Я лечу по лестнице и бросаюсь к ней в объятия. Она ловит меня с возгласом «Детка моя любимая, какая ты стала взрослая», сажает к себе на колени и целует в лоб, щеки, нос, глаза и подбородок. «Мы можем наконец сесть за стол, Кристина? — спрашивает бабушка. — Уже час тридцать пять. Если подождем еще чуть-чуть, окорок окончательно пересохнет», — а мама смотрит мне прямо в глаза и шепчет: «Как поживает моя сладкая Сэди? » — и я отвечаю: «Хорошо», — а бабушка сдергивает меня с маминых колен и плюхает на стул, и тогда дедушка, махнув электрическим ножом, отпускает свою вечную шуточку о Джеке Потрошителе.

Самое чудесное в моей маме не ее красота, а то, что она излучает обаяние. Так сказал однажды мамин друг Джек, и я запомнила, потому что это чистая правда. Мама одета во все черное (бабушка наверняка считает этот цвет неподобающим для Пасхи), на ней обтягивающие брюки и свитер, из всех украшений — розовый шарф и серебряные серьги-кольца. Мама не накрашена, у нее обычная прическа, но она улыбается, ее голубые глаза блестят, и я вдруг понимаю, что вот она — моя мамочка, а ведь люди, как правило, не там, где они есть, они думают о тысяче разных вещей, но не о вас и не  о том, что может случиться за одно короткое мгновение.

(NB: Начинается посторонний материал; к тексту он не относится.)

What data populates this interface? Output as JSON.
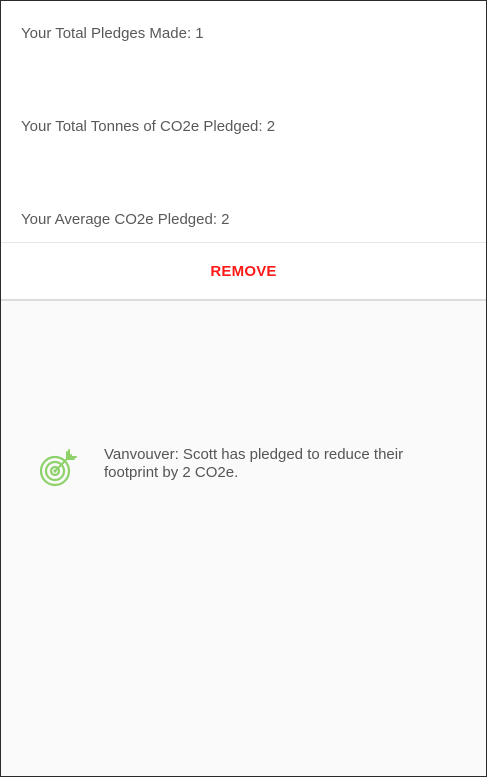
{
  "stats": {
    "total_pledges": "Your Total Pledges Made: 1",
    "total_tonnes": "Your Total Tonnes of CO2e Pledged: 2",
    "average": "Your Average CO2e Pledged: 2"
  },
  "actions": {
    "remove_label": "REMOVE"
  },
  "feed": {
    "items": [
      {
        "icon": "target-icon",
        "text": "Vanvouver: Scott has pledged to reduce their footprint by 2 CO2e."
      }
    ]
  },
  "colors": {
    "remove": "#ff1a1a",
    "icon": "#8ed16a",
    "text": "#595959"
  }
}
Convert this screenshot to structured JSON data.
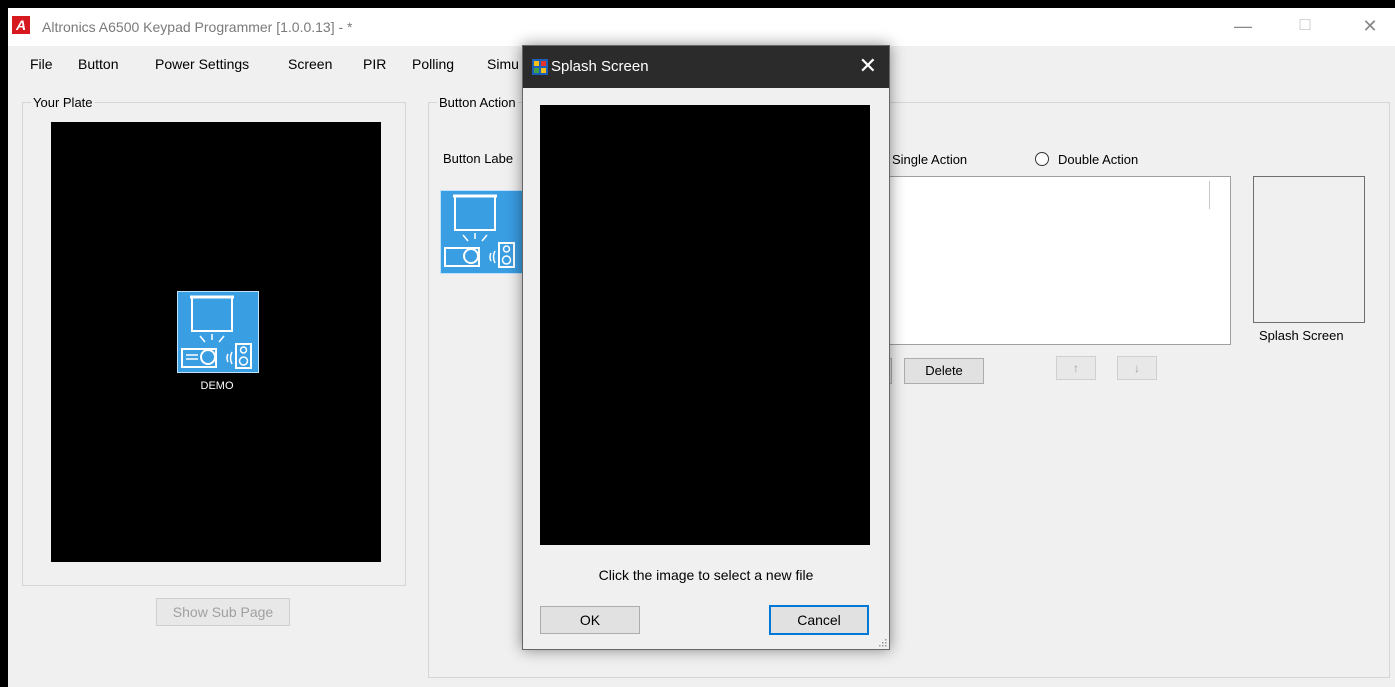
{
  "window": {
    "title": "Altronics A6500 Keypad Programmer [1.0.0.13]  - *",
    "app_icon_letter": "A",
    "minimize": "—",
    "maximize": "☐",
    "close": "✕"
  },
  "menu": {
    "items": [
      "File",
      "Button",
      "Power Settings",
      "Screen",
      "PIR",
      "Polling",
      "Simu"
    ]
  },
  "plate": {
    "group_label": "Your Plate",
    "tile_label": "DEMO",
    "show_sub_page_label": "Show Sub Page"
  },
  "button_action": {
    "group_label": "Button Action",
    "button_label_text": "Button Labe",
    "single_action_label": "Single Action",
    "double_action_label": "Double Action",
    "delete_label": "Delete",
    "up_arrow": "↑",
    "down_arrow": "↓",
    "splash_screen_label": "Splash Screen"
  },
  "dialog": {
    "title": "Splash Screen",
    "close": "✕",
    "hint": "Click the image to select a new file",
    "ok_label": "OK",
    "cancel_label": "Cancel"
  },
  "colors": {
    "tile_blue": "#3a9ee3",
    "dialog_titlebar": "#2b2b2b",
    "focus_border": "#0078d7",
    "app_icon_red": "#d6181f"
  }
}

(Когда мама рядом, мне кажется, что от ее присутствия вибрирует воздух, тем ужасней, что она так редко появляется в моей жизни. )

— Итак, Кристина, — говорит дедушка после того, как мясо, ломтики ананаса, сладкий картофель и зеленая фасоль съедены. — У тебя появились серьезные конкуренты.

Мама бросает на него непонимающий взгляд.

— Пол Анка снова в хит-параде, и вдобавок о нем снимают фильм.

Мама весело смеется.

— Мы с Полом Анкой работаем в разных плоскостях, — говорит она.

— Передавать такие песни по радио, — вступает в разговор бабушка. — Kissing on the phone[3], подумать только! Швабры, даже глаз не видно!

— А мне они очень нравятся, — шепчу я себе под нос.

— Браво, Сэди, — восклицает мама.

— Одно могу сказать, — вздыхает дедушка, — человечество стремительно деградирует. Подумать только — всего за два столетия мы скатились от гениальных опер Моцарта к… «агу-агу». И это человеческий язык? Что скажешь, Хилари?!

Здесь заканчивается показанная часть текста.